Liputan6.com, Jakarta - Di tengah tekanan hidup dan pekerjaan yang tinggi, rasa lelah kerap dianggap hal yang biasa. Tak sedikit orang yang langsung menyimpulkan dirinya sedang burnout atau stres hanya berdasarkan pencarian internet alias 'Jebakan Dokter Google'.
Padahal, bisa jadi gejala kelelahan tersebut adalah tanda dari penyakit serius seperti Myasthenia Gravis (MG), penyakit autoimun kronis yang menyerang sistem neuromuskular. Myasthenia Gravis adalah penyakit autoimun yang menyebabkan kelemahan otot yang bersifat fluktuatif.
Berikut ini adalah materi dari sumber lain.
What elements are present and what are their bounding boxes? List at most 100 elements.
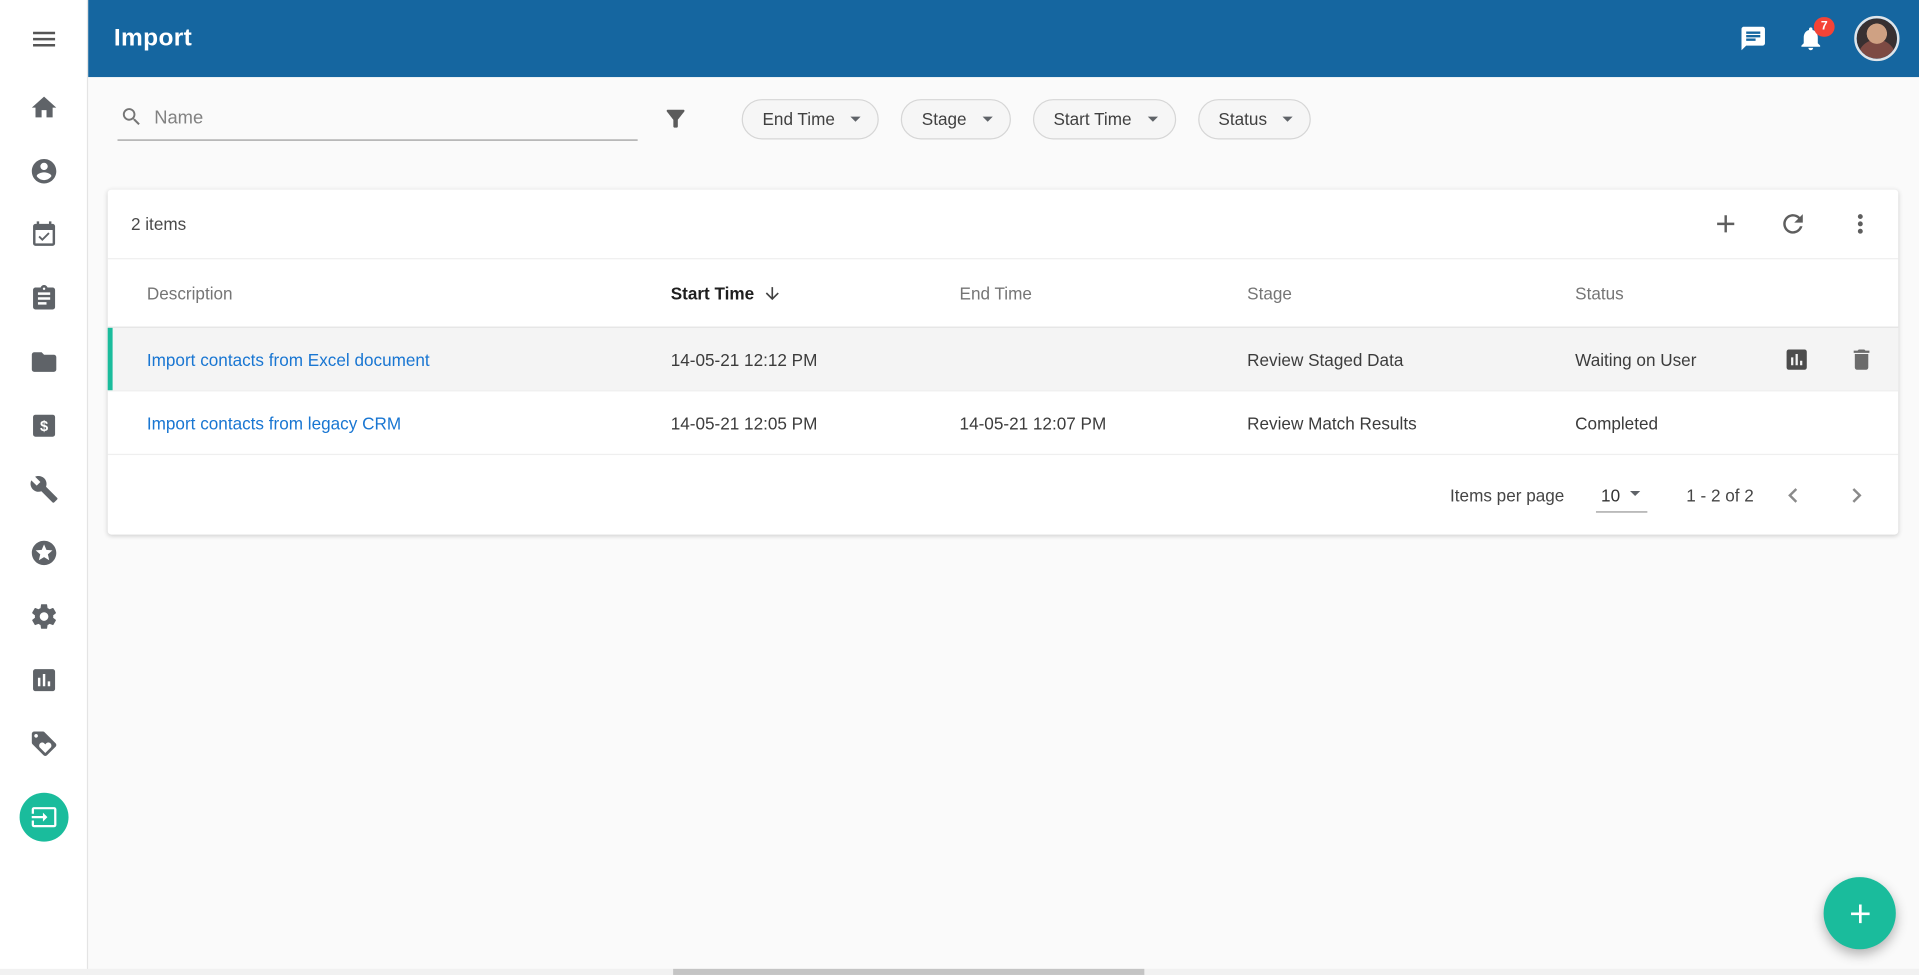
table-header: Description Start Time End Time Stage St… [108, 259, 1899, 328]
search-box [117, 97, 637, 140]
svg-text:$: $ [39, 419, 47, 435]
trash-icon [1848, 346, 1875, 373]
chevron-down-icon [1623, 481, 1647, 505]
sidebar-item-tools[interactable] [29, 475, 58, 504]
menu-icon [29, 24, 58, 53]
column-label: Start Time [671, 283, 754, 303]
account-circle-icon [29, 157, 58, 186]
table-row[interactable]: Import contacts from legacy CRM 14-05-21… [108, 391, 1899, 455]
wrench-icon [29, 475, 58, 504]
plus-icon [1711, 209, 1740, 238]
star-circle-icon [29, 538, 58, 567]
folder-icon [29, 347, 58, 376]
refresh-icon [1778, 209, 1807, 238]
filters-bar: End Time Stage Start Time Status [117, 93, 1894, 144]
previous-page-button[interactable] [1778, 481, 1807, 510]
column-stage[interactable]: Stage [1247, 283, 1575, 303]
sidebar-item-favorites[interactable] [29, 538, 58, 567]
chip-label: Stage [922, 109, 967, 129]
more-options-button[interactable] [1846, 209, 1875, 238]
add-import-button[interactable] [1711, 209, 1740, 238]
chat-icon [1739, 24, 1767, 52]
tag-icon [29, 729, 58, 758]
filter-chips: End Time Stage Start Time Status [742, 98, 1311, 138]
gear-icon [29, 602, 58, 631]
sidebar-item-billing[interactable]: $ [29, 411, 58, 440]
column-description[interactable]: Description [147, 283, 671, 303]
cell-stage: Review Match Results [1247, 413, 1575, 433]
cell-status: Waiting on User [1575, 349, 1760, 369]
column-status[interactable]: Status [1575, 283, 1760, 303]
pagination: Items per page 10 1 - 2 of 2 [108, 456, 1899, 534]
bar-chart-icon [29, 665, 58, 694]
menu-slot [0, 0, 87, 77]
import-active-circle [19, 793, 68, 842]
scrollbar-thumb[interactable] [673, 969, 1144, 975]
topbar: Import 7 [87, 0, 1919, 77]
avatar[interactable] [1854, 16, 1899, 61]
sidebar-item-tags[interactable] [29, 729, 58, 758]
column-start-time[interactable]: Start Time [671, 283, 960, 303]
row-report-button[interactable] [1783, 346, 1810, 373]
dollar-square-icon: $ [29, 411, 58, 440]
cell-status: Completed [1575, 413, 1760, 433]
viewport: $ Import [0, 0, 1919, 975]
results-card: 2 items Description Start Time [108, 190, 1899, 535]
pagination-range: 1 - 2 of 2 [1686, 486, 1754, 506]
app-window: $ Import [0, 0, 1919, 975]
items-per-page-label: Items per page [1450, 486, 1564, 506]
notification-badge: 7 [1814, 17, 1835, 37]
avatar-image [1857, 18, 1897, 58]
import-icon [30, 804, 57, 831]
table-row[interactable]: Import contacts from Excel document 14-0… [108, 328, 1899, 392]
calendar-check-icon [29, 220, 58, 249]
search-input[interactable] [154, 107, 635, 128]
sidebar-item-tasks[interactable] [29, 284, 58, 313]
horizontal-scrollbar[interactable] [0, 969, 1919, 975]
cell-stage: Review Staged Data [1247, 349, 1575, 369]
cell-description: Import contacts from Excel document [147, 349, 671, 369]
sidebar-item-settings[interactable] [29, 602, 58, 631]
sidebar-item-contacts[interactable] [29, 157, 58, 186]
sidebar-item-import[interactable] [19, 793, 68, 842]
sidebar-item-documents[interactable] [29, 347, 58, 376]
content-area: End Time Stage Start Time Status [87, 77, 1919, 975]
cell-description: Import contacts from legacy CRM [147, 413, 671, 433]
home-icon [29, 93, 58, 122]
row-description-link[interactable]: Import contacts from legacy CRM [147, 413, 401, 433]
clipboard-icon [29, 284, 58, 313]
sidebar-item-calendar[interactable] [29, 220, 58, 249]
filter-chip-start-time[interactable]: Start Time [1033, 98, 1176, 138]
topbar-actions: 7 [1739, 16, 1899, 61]
filter-button[interactable] [662, 105, 689, 132]
filter-chip-status[interactable]: Status [1198, 98, 1311, 138]
chevron-left-icon [1778, 481, 1807, 510]
filter-chip-stage[interactable]: Stage [901, 98, 1011, 138]
chevron-down-icon [975, 106, 999, 130]
search-icon [120, 105, 143, 128]
row-description-link[interactable]: Import contacts from Excel document [147, 349, 430, 369]
next-page-button[interactable] [1842, 481, 1871, 510]
filter-funnel-icon [662, 105, 689, 132]
page-size-select[interactable]: 10 [1596, 478, 1647, 512]
sidebar-item-reports[interactable] [29, 665, 58, 694]
sidebar-item-home[interactable] [29, 93, 58, 122]
column-end-time[interactable]: End Time [960, 283, 1248, 303]
cell-end-time: 14-05-21 12:07 PM [960, 413, 1248, 433]
chip-label: End Time [762, 109, 834, 129]
notifications-button[interactable]: 7 [1797, 24, 1825, 52]
chevron-down-icon [1140, 106, 1164, 130]
bar-chart-icon [1783, 346, 1810, 373]
row-delete-button[interactable] [1848, 346, 1875, 373]
sidebar-menu-button[interactable] [29, 24, 58, 53]
chevron-down-icon [843, 106, 867, 130]
refresh-button[interactable] [1778, 209, 1807, 238]
chat-button[interactable] [1739, 24, 1767, 52]
row-actions [1760, 346, 1898, 373]
cell-start-time: 14-05-21 12:05 PM [671, 413, 960, 433]
kebab-icon [1846, 209, 1875, 238]
card-toolbar-actions [1711, 209, 1875, 238]
fab-add-button[interactable] [1824, 877, 1896, 949]
plus-icon [1844, 897, 1876, 929]
filter-chip-end-time[interactable]: End Time [742, 98, 879, 138]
Gejala awalnya sering kali ringan dan menyerupai kelelahan biasa, seperti kelopak mata turun, penglihatan ganda, suara sengau, atau kesulitan menelan. Akibatnya, banyak pasien tidak menyadari kondisi ini hingga gejalanya memburuk dan berisiko mengancam nyawa.
"Banyak masyarakat yang mengabaikan gejala seperti kelopak mata yang sering turun atau suara yang tiba-tiba menjadi sengau, lalu menganggapnya hanya sebagai kelelahan biasa akibat tuntutan pekerjaan," ujar Dokter Spesialis Saraf RS Brawijaya Saharjo, dr. Zicky Yombana, Sp.S, dalam diskusi kesehatan bertajuk “Lebih dari Sekadar Lelah” yang diselenggarakan Menarini Indonesia berkolaborasi dengan Yayasan Myasthenia Gravis Indonesia (YMGI) pada Sabtu, 12 Juli 2025.
Awas Jebakan Dokter Google
Lebih lanjut, dr. Zicky Yombana, yang juga merupakan penyintas Myasthenia Gravis (MG), mengingatkan pentingnya untuk tidak menunda konsultasi medis saat mengalami gejala yang mencurigakan.
"Di era digital seperti sekarang, banyak orang yang terjebak dalam Jebakan Dokter Google. Mereka mencoba mendiagnosis diri sendiri dan akhirnya menunda konsultasi medis yang sebenarnya sangat krusial," ujar dr. Zicky.
Dia, menegaskan, jika seseorang mengalami kelemahan otot yang datang dan pergi secara tidak menentu, segera periksakan diri ke dokter spesialis saraf.
"Itulah kunci untuk mencegah komplikasi berbahaya seperti krisis miastenik, dan memungkinkan pasien untuk kembali hidup secara produktif," tambahnya.
Risiko Myasthenia Gravis tidak bisa dianggap enteng. Berdasarkan data yang dipublikasikan dalam Frontiers in Neurology (Khateb & Shelly, 2025), tingkat kematian pada pasien MG mencapai 14 persen dalam 5 tahun dan 21 persen dalam 10 tahun setelah gejala pertama muncul.
"Krisis miastenik, yaitu kondisi kelemahan otot pernapasan yang parah, menjadi salah satu penyebab utama kematian pada pasien MG," jelas dr. Zicky.
Kata Pasien Myasthenia Gravis
Pasien juga kerap mengalami penyangkalan dari lingkungan sekitar. Hal ini diungkapkan oleh Annisa Kharisma atau Tata dari Yayasan Myasthenia Gravis Indonesia (YMGI).
"Bagian terburuknya adalah kebingungan. Saya diberi tahu bahwa saya 'hanya lelah,' 'stres karena pekerjaan,' atau 'mungkin hanya butuh lebih banyak tidur.’ Saya pun mulai meragukan diri saya sendiri," ungkapnya.
Oleh karena itu, penting bagi masyarakat untuk mengenali tanda-tanda awal MG dan tidak meremehkan keluhan yang berulang. Diagnosis dini dan pengobatan yang konsisten sangat penting untuk menjaga kualitas hidup pasien.
"Penyakit ini dapat menyebabkan kematian dan menurunkan produktivitas kerja. Pasien MG memerlukan pengobatan yang tepat, konsisten, dan terjangkau," ujar Dokter Spesialis Saraf dari RSCM, dr. Ahmad Yanuar Safri, SpS(K).
Jangan sampai telat waspada. Jika merasa "lelah" terus-menerus disertai gejala aneh di otot wajah atau suara, jangan buru-buru percaya hasil pencarian Google. Segera konsultasikan ke dokter untuk memastikan bukan Myasthenia Gravis yang sedang mengintai.